Quien afirma que no puede vivir sin el mar ni miente ni exagera. La playa es el bautizo de los inocentes, la complicidad de romances pasajeros, el hogar del domingo, el retiro de quien se pasó la vida dejando huellas. La playa es el tiempo más absoluto, porque es el de todos al mismo tiempo y el de nadie en particular. Las manecillas se acompasan al ritmo del corazón. El tiempo, en la playa, es arena sin reloj; y un reloj en la playa es una arena sin tiempo.

El tiempo en la playa no se acaba ni siquiera en el "niños, que nos vamos", porque se estira con un "mamá, el último bañito". Hasta el sol, el auténtico vigilante de la playa, va compensando su furia enemiga del mediodía con un suave atardecer a cámara lenta. Azul, rosa, naranja; hasta llenarse de sangre. Una sangre que no duele, sino hecha para parir a una luna compañera. Por si dos bocas vivarachas quieren enfrentar a sus lenguas para seguir jugando a ser inmortales. Por si las familias quieren venderle su alma a una moraga. Por si los pescadores quieren dejar su caña lanzada en el agua, para llevar algo a casa o simplemente para recordar el cordón umbilical que les une con el mar.

En el agua el adulto es más niño que cualquiera de los suyos y sobre la arena la filosofía del pequeño es más sabia que la de los mayores. Pero quién no es mejor en la playa: el ingeniero de la sandía; la tortilla tres estrellas Michelin; geómetras de la hamaca; señoras que procuran el milagro de los panes y los peces en la mochila y en la nevera; esas cronógrafas de la toalla que no saben cómo se llamaba el dios del sol, pero sí la latitud exacta donde encontrar La Meca del bronceado.

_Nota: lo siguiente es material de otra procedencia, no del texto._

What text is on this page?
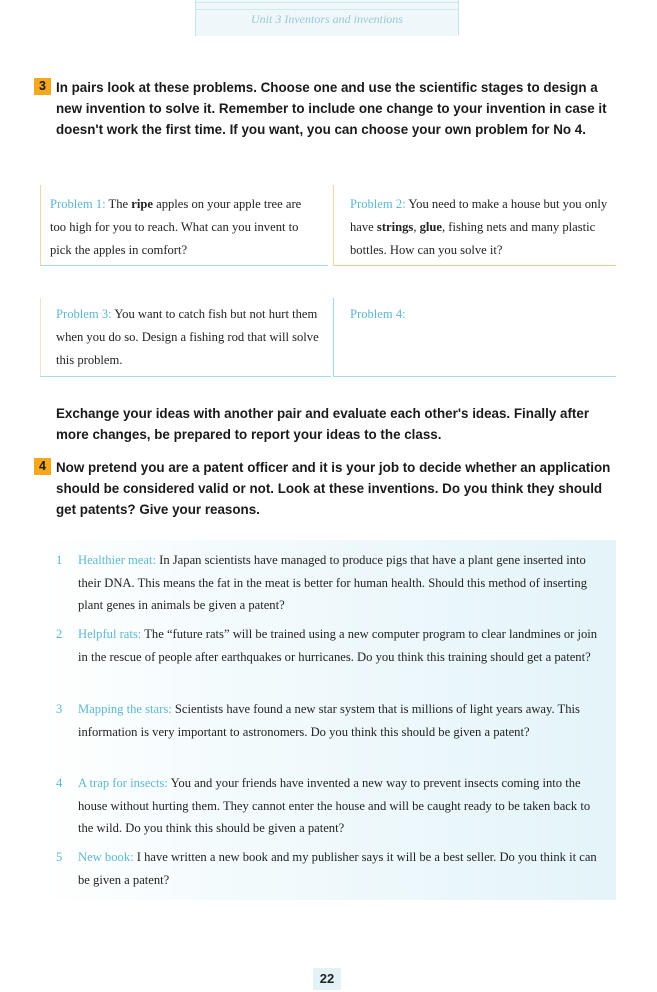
Unit 3 Inventors and inventions
3 In pairs look at these problems. Choose one and use the scientific stages to design a new invention to solve it. Remember to include one change to your invention in case it doesn't work the first time. If you want, you can choose your own problem for No 4.
Problem 1: The ripe apples on your apple tree are too high for you to reach. What can you invent to pick the apples in comfort?
Problem 2: You need to make a house but you only have strings, glue, fishing nets and many plastic bottles. How can you solve it?
Problem 3: You want to catch fish but not hurt them when you do so. Design a fishing rod that will solve this problem.
Problem 4:
Exchange your ideas with another pair and evaluate each other's ideas. Finally after more changes, be prepared to report your ideas to the class.
4 Now pretend you are a patent officer and it is your job to decide whether an application should be considered valid or not. Look at these inventions. Do you think they should get patents? Give your reasons.
1 Healthier meat: In Japan scientists have managed to produce pigs that have a plant gene inserted into their DNA. This means the fat in the meat is better for human health. Should this method of inserting plant genes in animals be given a patent?
2 Helpful rats: The “future rats” will be trained using a new computer program to clear landmines or join in the rescue of people after earthquakes or hurricanes. Do you think this training should get a patent?
3 Mapping the stars: Scientists have found a new star system that is millions of light years away. This information is very important to astronomers. Do you think this should be given a patent?
4 A trap for insects: You and your friends have invented a new way to prevent insects coming into the house without hurting them. They cannot enter the house and will be caught ready to be taken back to the wild. Do you think this should be given a patent?
5 New book: I have written a new book and my publisher says it will be a best seller. Do you think it can be given a patent?
22
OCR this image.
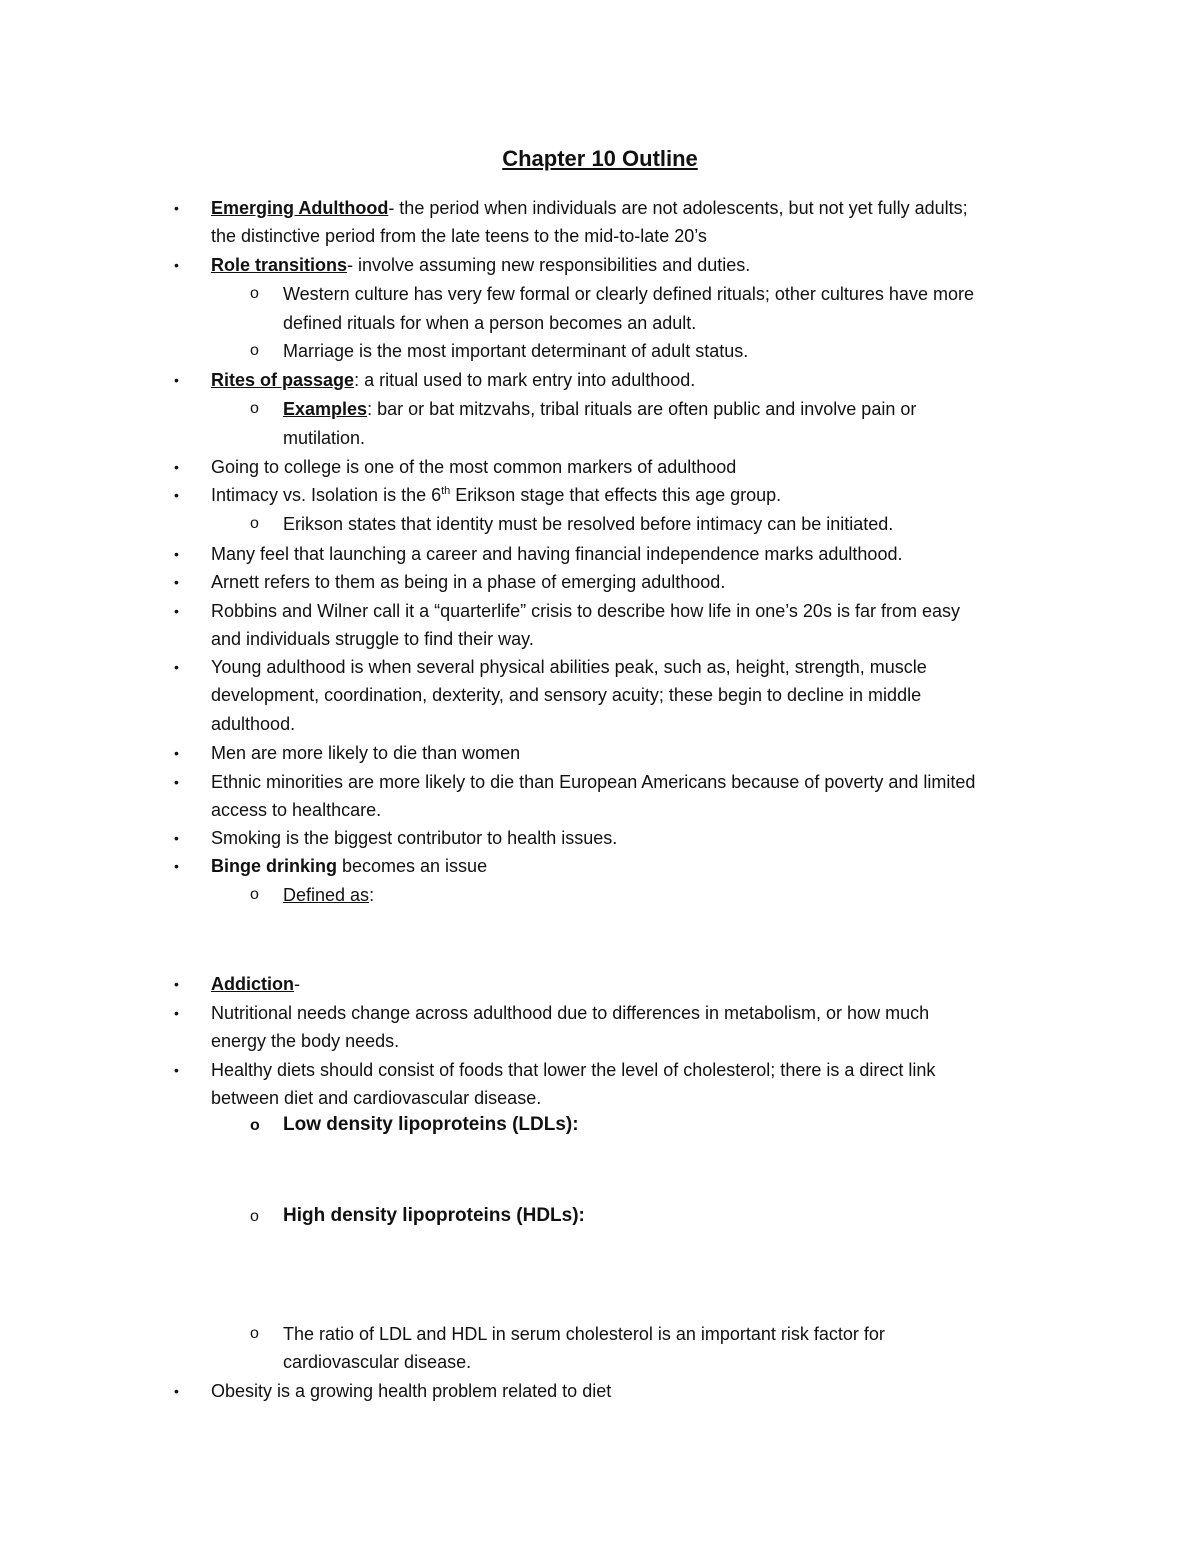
Chapter 10 Outline
• Emerging Adulthood- the period when individuals are not adolescents, but not yet fully adults;
the distinctive period from the late teens to the mid-to-late 20’s
• Role transitions- involve assuming new responsibilities and duties.
o Western culture has very few formal or clearly defined rituals; other cultures have more
defined rituals for when a person becomes an adult.
o Marriage is the most important determinant of adult status.
• Rites of passage: a ritual used to mark entry into adulthood.
o Examples: bar or bat mitzvahs, tribal rituals are often public and involve pain or
mutilation.
• Going to college is one of the most common markers of adulthood
• Intimacy vs. Isolation is the 6th Erikson stage that effects this age group.
o Erikson states that identity must be resolved before intimacy can be initiated.
• Many feel that launching a career and having financial independence marks adulthood.
• Arnett refers to them as being in a phase of emerging adulthood.
• Robbins and Wilner call it a “quarterlife” crisis to describe how life in one’s 20s is far from easy
and individuals struggle to find their way.
• Young adulthood is when several physical abilities peak, such as, height, strength, muscle
development, coordination, dexterity, and sensory acuity; these begin to decline in middle
adulthood.
• Men are more likely to die than women
• Ethnic minorities are more likely to die than European Americans because of poverty and limited
access to healthcare.
• Smoking is the biggest contributor to health issues.
• Binge drinking becomes an issue
o Defined as:
• Addiction-
• Nutritional needs change across adulthood due to differences in metabolism, or how much
energy the body needs.
• Healthy diets should consist of foods that lower the level of cholesterol; there is a direct link
between diet and cardiovascular disease.
o Low density lipoproteins (LDLs):
o High density lipoproteins (HDLs):
o The ratio of LDL and HDL in serum cholesterol is an important risk factor for
cardiovascular disease.
• Obesity is a growing health problem related to diet
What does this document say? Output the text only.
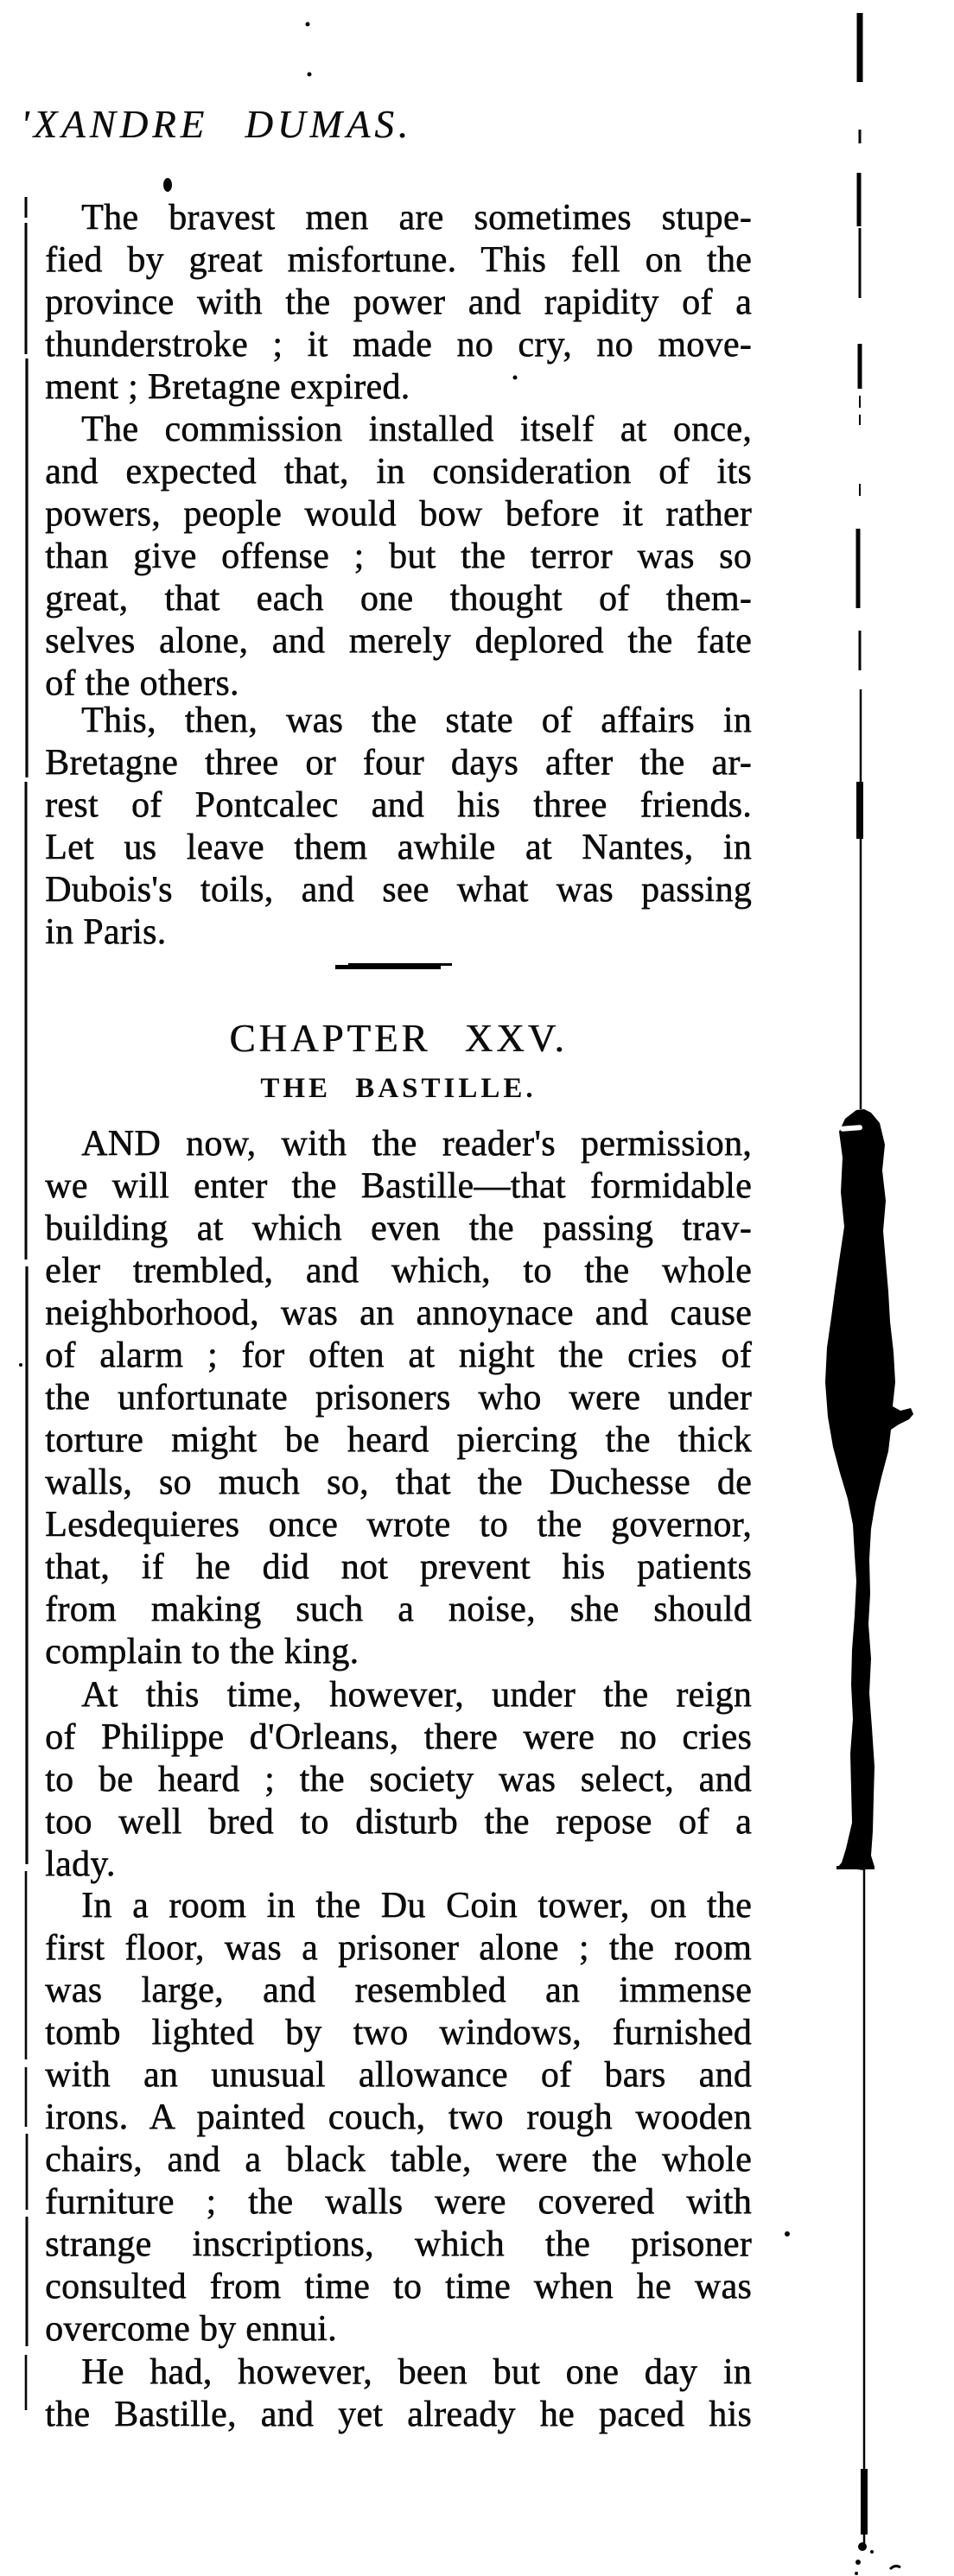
'XANDRE DUMAS.
The bravest men are sometimes stupe-
fied by great misfortune. This fell on the
province with the power and rapidity of a
thunderstroke ; it made no cry, no move-
ment ; Bretagne expired.
The commission installed itself at once,
and expected that, in consideration of its
powers, people would bow before it rather
than give offense ; but the terror was so
great, that each one thought of them-
selves alone, and merely deplored the fate
of the others.
This, then, was the state of affairs in
Bretagne three or four days after the ar-
rest of Pontcalec and his three friends.
Let us leave them awhile at Nantes, in
Dubois's toils, and see what was passing
in Paris.
CHAPTER XXV.
THE BASTILLE.
AND now, with the reader's permission,
we will enter the Bastille—that formidable
building at which even the passing trav-
eler trembled, and which, to the whole
neighborhood, was an annoynace and cause
of alarm ; for often at night the cries of
the unfortunate prisoners who were under
torture might be heard piercing the thick
walls, so much so, that the Duchesse de
Lesdequieres once wrote to the governor,
that, if he did not prevent his patients
from making such a noise, she should
complain to the king.
At this time, however, under the reign
of Philippe d'Orleans, there were no cries
to be heard ; the society was select, and
too well bred to disturb the repose of a
lady.
In a room in the Du Coin tower, on the
first floor, was a prisoner alone ; the room
was large, and resembled an immense
tomb lighted by two windows, furnished
with an unusual allowance of bars and
irons. A painted couch, two rough wooden
chairs, and a black table, were the whole
furniture ; the walls were covered with
strange inscriptions, which the prisoner
consulted from time to time when he was
overcome by ennui.
He had, however, been but one day in
the Bastille, and yet already he paced his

La playa es una franquicia de la libertad. Aun cuando el vecino de toalla está tan cerca que no cabe ni un ojopatio. Ni aunque la arena venga parcelada por la distancia de seguridad. Los niños corren hacia el mar como el prófugo que está a punto de dejar atrás la cárcel. Los bañadores y bikinis despegan de la piel las miserias cosidas al uniforme de trabajo.

La única frontera en la playa, la orilla, no divide, une. Y no deja cicatrices, acaso alguna salpicadura con las armas saladas y frías que disparan las carreras de los niños. Es trampolín de ímprobos equilibristas. Es pasarela de piernas cansadas que en paseos infinitos recuperan su juventud y sus recuerdos (y una torre de Babel horizontal: todas las huellas son iguales). Es platea de quien quiere mirar al horizonte a los ojos o ver el alma de las olas que se mueren en sus pies. Y las mareas y las corrientes se presentan en su regazo entrelazándose en el rebalaje, porque ellas no pueden cantar, pero espantan sus males bailando. La orilla es la aduana del mar, tan generoso que todo lo devuelve. La miseria del hombre y a los hombres que viven en la miseria; los mensajes que navegaron sin botella y las botellas que llegaron sin mensaje.

Y tras un día en la playa, llegamos tan muertos a casa. Porque vivimos en ella intensos y sin tiempo. Quizá por ello la playa sea un cielo más real que cualquiera de los que prometen las religiones. Quizá por ello no podamos vivir sin ella los que en ella nacimos. O quizá no podamos morir sin ella.